Test-drive the GATK tools and Best Practices pipelines on Terra


Check out this blog post to learn how you can get started with GATK and try out the pipelines in preconfigured workspaces (with a user-friendly interface!) without having to install anything.

Genotype refinement details

MoneteMonete BrazilMember
Hi,

I have a simply (I believe) question which I couldn't find any answer out there.

After VQSR steps, I have variants tagged with "PASS", or "VQSRTrancheSNP|Indel" and for each tranche, in INFO field.

So, after SNPs VariantRecalibrator and ApplyRecalibration, and after INDELs VariantRecalibrator and ApplyRecalibration, I'm trying to apply genotype refinement steps.

Then, such next steps will ignore variants in my vcf not tagged with PASS or I will need to remove them out before I do genotype refinement?

I'm using gatk v3.8.

Thanks for your help. ;)

Best,

Monete

Best Answer

Answers

  • SChaluvadiSChaluvadi Member, Broadie, Moderator admin

    @Monete It looks as though the Genotype Refinement steps are filtering low quality genotypes based on GQ < 20 after deriving posterior probabilities of genotypes so I don't think the PASS or VQSRTrancheSNP|INDEL fields will need to be filtered etc.

    Here is the document that describes the steps and a tutorial.

  • MoneteMonete BrazilMember
    edited May 17
    Thanks for your prompt answer @SChaluvadi

    Just to check: I have a vcf with ~6.500.000 variants and ~5.900.000 of those have "PASS" in their INFO field.
    So, like you said, genotype refinement steps will only work with such ~5.900.000 variants which have "PASS" in their INFO field. Am I right?

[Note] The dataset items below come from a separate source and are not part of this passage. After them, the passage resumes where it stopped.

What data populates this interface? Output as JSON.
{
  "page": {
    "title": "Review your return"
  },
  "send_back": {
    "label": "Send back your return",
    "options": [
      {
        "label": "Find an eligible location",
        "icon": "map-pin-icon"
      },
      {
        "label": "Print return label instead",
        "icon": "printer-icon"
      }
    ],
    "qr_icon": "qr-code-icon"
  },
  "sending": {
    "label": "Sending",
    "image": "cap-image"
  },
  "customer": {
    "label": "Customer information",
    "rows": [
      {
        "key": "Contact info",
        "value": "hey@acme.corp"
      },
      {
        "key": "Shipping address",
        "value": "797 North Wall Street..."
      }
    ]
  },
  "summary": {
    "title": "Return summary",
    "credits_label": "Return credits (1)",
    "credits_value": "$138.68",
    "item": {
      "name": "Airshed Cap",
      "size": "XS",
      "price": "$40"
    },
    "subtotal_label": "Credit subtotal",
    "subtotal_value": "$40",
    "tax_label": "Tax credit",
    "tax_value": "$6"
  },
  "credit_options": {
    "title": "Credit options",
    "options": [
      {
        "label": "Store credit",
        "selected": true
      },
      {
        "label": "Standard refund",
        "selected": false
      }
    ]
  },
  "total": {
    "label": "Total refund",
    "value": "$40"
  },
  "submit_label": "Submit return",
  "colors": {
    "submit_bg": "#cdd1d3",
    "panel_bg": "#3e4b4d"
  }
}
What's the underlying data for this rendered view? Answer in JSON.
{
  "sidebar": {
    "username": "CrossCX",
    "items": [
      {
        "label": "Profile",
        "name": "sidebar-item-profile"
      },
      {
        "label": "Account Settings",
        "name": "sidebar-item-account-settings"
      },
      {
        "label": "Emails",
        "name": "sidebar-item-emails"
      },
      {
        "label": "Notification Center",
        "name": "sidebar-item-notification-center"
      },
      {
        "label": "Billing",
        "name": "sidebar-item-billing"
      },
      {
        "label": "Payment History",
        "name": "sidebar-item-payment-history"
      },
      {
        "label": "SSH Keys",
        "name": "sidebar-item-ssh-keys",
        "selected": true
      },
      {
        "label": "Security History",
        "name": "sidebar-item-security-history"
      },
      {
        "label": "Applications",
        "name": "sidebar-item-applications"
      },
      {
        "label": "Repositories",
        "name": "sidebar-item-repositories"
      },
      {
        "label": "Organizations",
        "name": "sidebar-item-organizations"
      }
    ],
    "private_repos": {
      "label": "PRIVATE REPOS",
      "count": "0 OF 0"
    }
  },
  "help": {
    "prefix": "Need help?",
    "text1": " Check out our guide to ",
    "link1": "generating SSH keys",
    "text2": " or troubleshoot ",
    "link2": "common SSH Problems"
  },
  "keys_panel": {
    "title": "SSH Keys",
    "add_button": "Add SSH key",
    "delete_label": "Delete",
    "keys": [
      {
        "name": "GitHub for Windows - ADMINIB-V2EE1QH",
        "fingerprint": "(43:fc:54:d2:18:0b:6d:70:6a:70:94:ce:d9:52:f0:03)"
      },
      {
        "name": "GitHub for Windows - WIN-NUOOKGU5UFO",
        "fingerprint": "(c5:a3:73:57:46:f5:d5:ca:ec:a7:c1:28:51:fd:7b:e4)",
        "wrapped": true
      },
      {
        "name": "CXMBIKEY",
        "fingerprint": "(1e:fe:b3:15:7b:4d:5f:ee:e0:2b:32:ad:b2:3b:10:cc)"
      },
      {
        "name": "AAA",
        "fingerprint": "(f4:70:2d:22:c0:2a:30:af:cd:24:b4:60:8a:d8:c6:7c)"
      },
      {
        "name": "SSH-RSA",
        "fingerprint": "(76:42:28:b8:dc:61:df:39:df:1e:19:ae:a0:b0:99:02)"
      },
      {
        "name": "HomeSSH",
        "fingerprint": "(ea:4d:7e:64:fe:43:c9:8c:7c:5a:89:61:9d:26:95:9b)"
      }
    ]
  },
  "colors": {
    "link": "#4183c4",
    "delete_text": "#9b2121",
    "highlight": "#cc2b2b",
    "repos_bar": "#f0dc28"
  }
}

    Sorry my repetitive questions. I just want to confirm such things, since I had a lot of doubts in these steps and tutorials.

    Thanks again
  • SChaluvadiSChaluvadi Member, Broadie, Moderator admin

    @Monete
    I think that the genotype refinement steps will work on all 6.500.000 variants because the filtering step is being done on the GQ score and not the INFO field. Can you post a snippet of your vcf file that has the PASS and VQSRTrancheSNP|Indel for each tranche?

  • MoneteMonete BrazilMember
    Hi @SChaluvadi
    (sorry, my markdown doesn't work for a long time, and I don't know why and who to ask for help)

    Considering this description about vqsr steps (from: https : / / software . broadinstitute . org / gatk / documentation / article ? id = 39):

    > Variants that are above the threshold pass the filter, so the FILTER field will contain PASS. Variants that are below the threshold will be filtered out; they will be written to the output file, but in the FILTER field they will have the name of the tranche they belonged to. So VQSRTrancheSNP99.90to100.00 means that the variant was in the range of VQSLODs corresponding to the remaining 0.1% of the training set, which are basically considered false positives.

    So, if I have a vcf with ~6.500.000 variants and ~5.900.000 of those have "PASS" in their INFO field, so I have ~600000 false positives.

    Then:
    1) will genotype refinement processes such variants false positives also?
    2) Does not better to remove such false positives out with "selectvariants" before genotype refinement?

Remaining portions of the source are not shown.